È risaputo: quando si alza lo spread e chi vive di stipendio non arriva a fine mese, le gonne si allungano e gli stilisti prendono le distanze dal minimalismo. Non a caso le più belle sfilate in passerella ieri a Milano hanno proposto alle donne di «apparecchiarsi» per il prossimo inverno come madonne barocche (Dolce&Gabbana) oppure come icone bizantine in salsa militare (Ferragamo) o, ancora, come un affresco di artisti rinascimentali quali Mantegna, Correggio e Donatello (Aquilano e Rimondi). C'è anche chi preferisce puntare su un altro tipo di opulenza più sussurrata e a prima vista meno evidente (Trussardi e Missoni), ma l'idea di fondo resta sempre il massimo della ricercatezza contro la crisi.
«Veniamo richiamati a fare noi stessi» dicono Domenico Dolce e Stefano Gabbana poco prima di far sfilare l'ennesima magnifica reinterpretazione estetica del barocco siciliani. Gli elementi non cambiano mai: pizzi, ricami talari, stampe di fiori, putti, angeli, amorini sapientemente mescolate con preziosissime decorazioni tipo i gioielli da mettere in testa sotto forma di pettinini o cerchietti incrostati da perle scaramazze per non parlare dei pendenti o delle collane con riproduzioni in resina delle ceramiche di Capodimonte. Tutto questo che in altre mani sarebbe sempre bellissimo ma probabilmente stucchevole, nelle loro diventa una grandiosa sfida al vuoto di valori che da troppo tempo serpeggia nel mondo delle passerelle. Ci vuole coraggio per restare fedeli a se stessi e il magico duo è indubbiamente coraggioso nel puntare sull'evoluzione di una tradizione ormai consolidata come il proprio DNA, piuttosto che lanciarsi nell'ossessiva ricerca del nuovo. Per altro non manca nemmeno quello sotto forma di un inedito pizzo in twill di seta effetto vaso di madreperla, oppure nelle superbe mantelle corte usate al posto della giacca negli impeccabili tailleur Dolce&Gabbana per non parlare della versione lunga che sostituisce il cappotto.

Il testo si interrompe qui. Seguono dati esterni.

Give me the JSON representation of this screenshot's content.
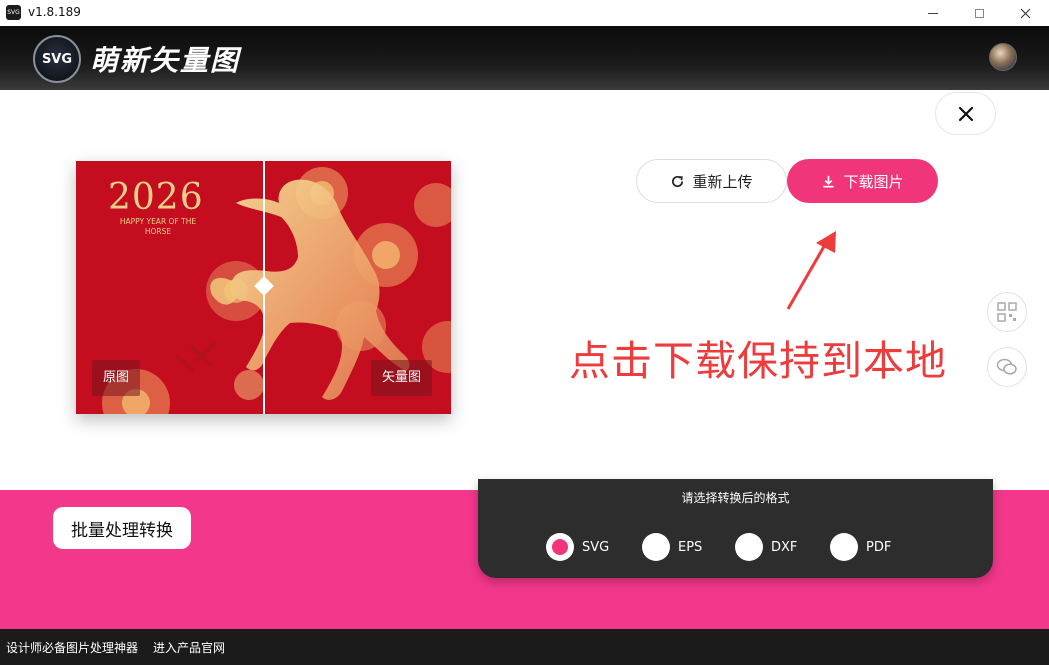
{
  "window": {
    "version": "v1.8.189",
    "app_icon_label": "SVG"
  },
  "header": {
    "logo_label": "SVG",
    "app_name": "萌新矢量图"
  },
  "preview": {
    "year": "2026",
    "greeting": "HAPPY YEAR OF THE HORSE",
    "original_tag": "原图",
    "vector_tag": "矢量图"
  },
  "actions": {
    "reupload_label": "重新上传",
    "download_label": "下载图片"
  },
  "annotation": {
    "text": "点击下载保持到本地"
  },
  "batch": {
    "label": "批量处理转换"
  },
  "format_panel": {
    "title": "请选择转换后的格式",
    "options": [
      {
        "label": "SVG",
        "selected": true
      },
      {
        "label": "EPS",
        "selected": false
      },
      {
        "label": "DXF",
        "selected": false
      },
      {
        "label": "PDF",
        "selected": false
      }
    ]
  },
  "footer": {
    "link1": "设计师必备图片处理神器",
    "link2": "进入产品官网"
  },
  "colors": {
    "accent": "#f0357a",
    "band": "#f3378a",
    "annotation": "#ee3b3b",
    "panel": "#2d2d2d"
  }
}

Dello stesso segno e perfetta in tutte le sue parti la collezione disegnata da Massimiliano Giornetti per Ferragamo. Il giovane e talentuoso stilista dotato di un'educazione a prova di bomba, ha immaginato una parata militare nella Russia del Dottor Zivago. «Ho usato l'estetica russa al tempo stesso rigorosa e romantica ma mai stucchevole per contrapporre la forza alla fragilità» spiega poco prima della sfilata. Ecco quindi i meravigliosi pastrani degli ufficiali degli zar contrapposti ai romantici completi gonna e blusa con l'inconfondibile stampa Paisley degli scialli balcanici, gli abitini in pizzo di maglia e i sontuosi stivali ricamati con le stesse decorazioni militari che compaiono in canottiglie dorate su una divina gonna dritta. Tutto ha un sapore etnico e insieme contemporaneo, paragonabile solo alla collezione russa fatta da Saint Laurent negli anni Settanta, una pietra miliare della moda. Da Aquilano e Rimondi c'è qualcosa di struggente nella ricerca maniacale del bello all'italiana. «Questi tessuti si possono fare solo qui» dicono i due stilisti mostrando incredibili modelli in neoprene misto a seta incrostato di pietre, canottiglie e cristalli.
Il massimalismo di Trussardi sta nell'impeccabile traduzione in moda di un'elegante viaggiatrice europea che aggiunge ai suoi divini tailleur pantalone in velluto mille righe il sombrero peruviano, oppure usa il poncho al posto della gonna, ma non rinuncia alle sue belle giacche sartoriali di gusto maschile e agli accessori più chic del mondo.